Date: Wednesday, 09 December 2009 11:58:56
Doubt they’ll be so keen, to be honest. Want this deal now, to pre-empt competition. And you will look v flaky if you back out. Any publisher will expect to meet you anyway. Why not swap a few hours’ work on the book for 2 meetings with adoring editors? We are on the pot, I’m afraid, and it is time either to relieve ourselves or disembark. Which? V
Sent from my BlackBerry wireless device.
* * *
From: valerie.morrell@nortonmorrell.co.uk
To: williammendez75@gmail.com
Subject: Need that decision
Date: Wednesday, 09 December 2009 13:20:21
Just got a call from Jane. I said was not sure on meeting yet. Need date asap pls. Vx
Sent from my BlackBerry wireless device.
* * *
From: williammendez75@gmail.com
To: valerie.morrell@nortonmorrell.co.uk
Subject: Re: Need that decision
Date: Thursday, 10 December 2009 10:08:42
Morning Val,
I’ve been thinking about it, and I might be able to arrange for someone I know to go along and represent me. If so, it would probably be next week. Could you check with Jane/Matthew if that’s OK?
Thanks,
William
* * *
From: valerie.morrell@nortonmorrell.co.uk
To: williammendez75@gmail.com
Subject: Re: Need that decision
Date: Thursday, 10 December 2009 11:17:20
Not a hope, William. Sorry. Why can’t this bloody fellow come himself, they will want to know. And, to be honest, I do too. … Though I’ll admit I have a theory.

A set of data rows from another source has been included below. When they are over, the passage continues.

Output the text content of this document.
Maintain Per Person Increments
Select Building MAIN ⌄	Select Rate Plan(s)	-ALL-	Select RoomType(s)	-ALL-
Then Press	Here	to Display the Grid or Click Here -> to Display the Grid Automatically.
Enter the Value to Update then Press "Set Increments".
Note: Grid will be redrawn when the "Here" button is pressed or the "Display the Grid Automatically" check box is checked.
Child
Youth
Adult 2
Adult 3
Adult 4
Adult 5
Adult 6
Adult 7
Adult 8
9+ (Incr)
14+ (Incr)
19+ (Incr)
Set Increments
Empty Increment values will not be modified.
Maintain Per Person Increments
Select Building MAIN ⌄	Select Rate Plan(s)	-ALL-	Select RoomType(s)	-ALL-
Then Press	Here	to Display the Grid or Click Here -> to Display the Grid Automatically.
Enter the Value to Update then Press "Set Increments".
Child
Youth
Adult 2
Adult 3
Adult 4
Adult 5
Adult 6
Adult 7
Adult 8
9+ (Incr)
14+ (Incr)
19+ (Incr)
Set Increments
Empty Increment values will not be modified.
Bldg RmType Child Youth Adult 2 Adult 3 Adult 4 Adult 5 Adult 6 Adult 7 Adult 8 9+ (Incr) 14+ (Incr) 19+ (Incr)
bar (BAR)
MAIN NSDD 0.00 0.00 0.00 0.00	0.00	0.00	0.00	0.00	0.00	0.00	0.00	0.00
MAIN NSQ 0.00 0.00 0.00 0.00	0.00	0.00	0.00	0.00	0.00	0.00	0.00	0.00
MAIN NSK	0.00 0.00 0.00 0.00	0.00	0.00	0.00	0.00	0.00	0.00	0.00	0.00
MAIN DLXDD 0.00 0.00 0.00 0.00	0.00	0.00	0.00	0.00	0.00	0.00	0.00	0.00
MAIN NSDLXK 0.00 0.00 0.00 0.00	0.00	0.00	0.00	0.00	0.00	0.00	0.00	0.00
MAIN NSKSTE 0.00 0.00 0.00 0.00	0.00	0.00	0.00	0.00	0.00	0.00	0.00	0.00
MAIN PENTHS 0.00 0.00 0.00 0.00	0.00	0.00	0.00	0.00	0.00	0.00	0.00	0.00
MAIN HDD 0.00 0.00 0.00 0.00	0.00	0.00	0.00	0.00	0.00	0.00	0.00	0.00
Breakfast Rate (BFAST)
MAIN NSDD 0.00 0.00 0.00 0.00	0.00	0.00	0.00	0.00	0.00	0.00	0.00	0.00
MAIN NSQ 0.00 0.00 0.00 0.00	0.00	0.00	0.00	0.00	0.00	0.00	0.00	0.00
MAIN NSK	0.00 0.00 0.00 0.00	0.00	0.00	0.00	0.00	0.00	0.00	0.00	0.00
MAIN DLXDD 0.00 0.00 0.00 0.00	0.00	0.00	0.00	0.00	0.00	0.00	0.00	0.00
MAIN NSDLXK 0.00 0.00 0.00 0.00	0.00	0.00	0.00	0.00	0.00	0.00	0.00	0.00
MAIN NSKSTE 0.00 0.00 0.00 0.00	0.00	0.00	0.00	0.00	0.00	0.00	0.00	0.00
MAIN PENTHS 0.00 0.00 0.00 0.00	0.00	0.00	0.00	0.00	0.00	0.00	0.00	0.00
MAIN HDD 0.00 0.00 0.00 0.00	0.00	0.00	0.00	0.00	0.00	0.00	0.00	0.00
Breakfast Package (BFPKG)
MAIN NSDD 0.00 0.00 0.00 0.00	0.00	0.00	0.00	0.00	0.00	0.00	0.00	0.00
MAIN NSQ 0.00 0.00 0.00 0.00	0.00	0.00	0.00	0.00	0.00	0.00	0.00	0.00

I may well be brandishing the wrong end of this stick, but are you, by any chance, working under an assumed name? People do. The thought occurred to me a couple of weeks ago, when you were away and I was trying to get in touch quite urgently. I called the Times to see if they had a phone number for a William Mendez, but they said you didn’t work there. I explained you were freelance, and someone went through a list t
o check, but there was no Mendez of any variety. Then my assistant called round the other major papers (she gets bored and tries to impress me), and none of them said they knew you either. A bit of a mystery, you will agree…
But look, here’s my view on all this: piffle! I’ve got most of a splendid book in front of me. The author’s neither dead nor loopy. Who cares if he masquerades as a subeditor called William Mendez in his spare time? I’m sure he has his reasons. Trouble is, I need the author of this book, whatever his name actually is, to meet a publisher, smile and take their money. Otherwise no book deal, no funny blurb on the jacket, no 15% for Valerie. People don’t swap contracts with invisible men.
So tell me, is your real name William Mendez? Because if it isn’t, and you own up, then we can still save this. I’ll tell Jane you’re writing under a pseudonym; she’ll say, ‘Oh, how exciting!’; you’ll turn up to meet her incognito; then we all get rich off your talent. And no one need find out who you really are. Please think it over. I’d hate for this to fall through.